At this point, it’s difficult to be surprised by anything that Donald Trump does. He is a man-child in every sense of the word. He feels entitled to anything he wants, and he will do anything he can within his considerable power to get it. He has made his living ripping people off and suing anyone who dares challenge him on it. Mentally, he is a spoiled thirteen-year-old boy with an obscene amount of wealth and power, and there is a slight chance that he might become a thirteen-year-old boy with access to a nuclear arsenal. He thinks he’s entitled to rule a massive and powerful country, if not the world. How can we be surprised that he thinks he’s allowed to violate any woman unfortunate enough to get within arm’s reach?
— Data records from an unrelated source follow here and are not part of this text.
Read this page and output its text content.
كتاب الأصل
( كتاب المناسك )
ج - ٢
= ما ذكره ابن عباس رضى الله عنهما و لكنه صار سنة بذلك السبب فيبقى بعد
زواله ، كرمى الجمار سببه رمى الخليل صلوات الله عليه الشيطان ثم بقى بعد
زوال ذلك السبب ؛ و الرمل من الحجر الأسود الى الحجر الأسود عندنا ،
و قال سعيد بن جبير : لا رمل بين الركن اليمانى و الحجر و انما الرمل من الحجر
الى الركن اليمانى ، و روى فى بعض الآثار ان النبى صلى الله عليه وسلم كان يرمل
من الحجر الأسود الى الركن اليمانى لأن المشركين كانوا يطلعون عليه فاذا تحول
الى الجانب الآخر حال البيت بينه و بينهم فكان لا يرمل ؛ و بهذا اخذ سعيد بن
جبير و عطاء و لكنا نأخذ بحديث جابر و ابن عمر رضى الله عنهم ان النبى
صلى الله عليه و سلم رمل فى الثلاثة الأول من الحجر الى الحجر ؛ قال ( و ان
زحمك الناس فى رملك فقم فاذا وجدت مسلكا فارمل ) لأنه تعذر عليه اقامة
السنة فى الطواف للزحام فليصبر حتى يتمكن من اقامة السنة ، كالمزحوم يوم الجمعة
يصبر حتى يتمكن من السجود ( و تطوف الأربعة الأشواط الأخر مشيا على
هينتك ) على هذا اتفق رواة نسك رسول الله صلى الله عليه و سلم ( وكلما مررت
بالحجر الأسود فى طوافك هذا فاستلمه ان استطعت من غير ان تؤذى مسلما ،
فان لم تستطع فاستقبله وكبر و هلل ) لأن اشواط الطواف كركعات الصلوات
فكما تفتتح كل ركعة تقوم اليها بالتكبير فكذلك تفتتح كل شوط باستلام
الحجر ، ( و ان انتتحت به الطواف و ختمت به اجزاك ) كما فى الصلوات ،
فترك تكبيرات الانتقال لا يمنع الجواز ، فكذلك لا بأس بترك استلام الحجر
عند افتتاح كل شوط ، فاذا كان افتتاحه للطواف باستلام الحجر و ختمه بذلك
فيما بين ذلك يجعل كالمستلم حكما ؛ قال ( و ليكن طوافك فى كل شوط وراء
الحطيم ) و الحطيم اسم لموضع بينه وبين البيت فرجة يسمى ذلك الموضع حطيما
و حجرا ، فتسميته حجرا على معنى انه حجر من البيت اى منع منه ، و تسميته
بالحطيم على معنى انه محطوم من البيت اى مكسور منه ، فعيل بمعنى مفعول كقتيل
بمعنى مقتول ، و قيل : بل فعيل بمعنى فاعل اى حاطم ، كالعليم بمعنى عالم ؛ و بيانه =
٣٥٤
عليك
In case you haven’t noticed, I have specifically avoided calling Donald Trump a man. That’s because he’s not a man, certainly not in any sense of the word that I’d care to use. Sure, he’s an adult male, and technically meets the dictionary definition of the term, but beneath that surgically installed comb-over and behind that sneering orange mug is the mind of a very sick boy. Granted, that boy is incredibly smart, knows how to exploit the vilest fringes of the human psyche, and knows how to get what he wants when he wants it, but he is not a man. Men don’t commit sexual assault. Men don’t brag about sexual assault. Men can be crude, ignorant, petty, angry, and a whole lot of other negative things, but in the end, no real man would ever behave like Donald Trump, let alone be proud of it. He is an embodiment of a toxic masculinity that almost makes me embarrassed to possess a Y chromosome. If Donald Trump is a representative of manhood, I volunteer for castration sans anesthesia.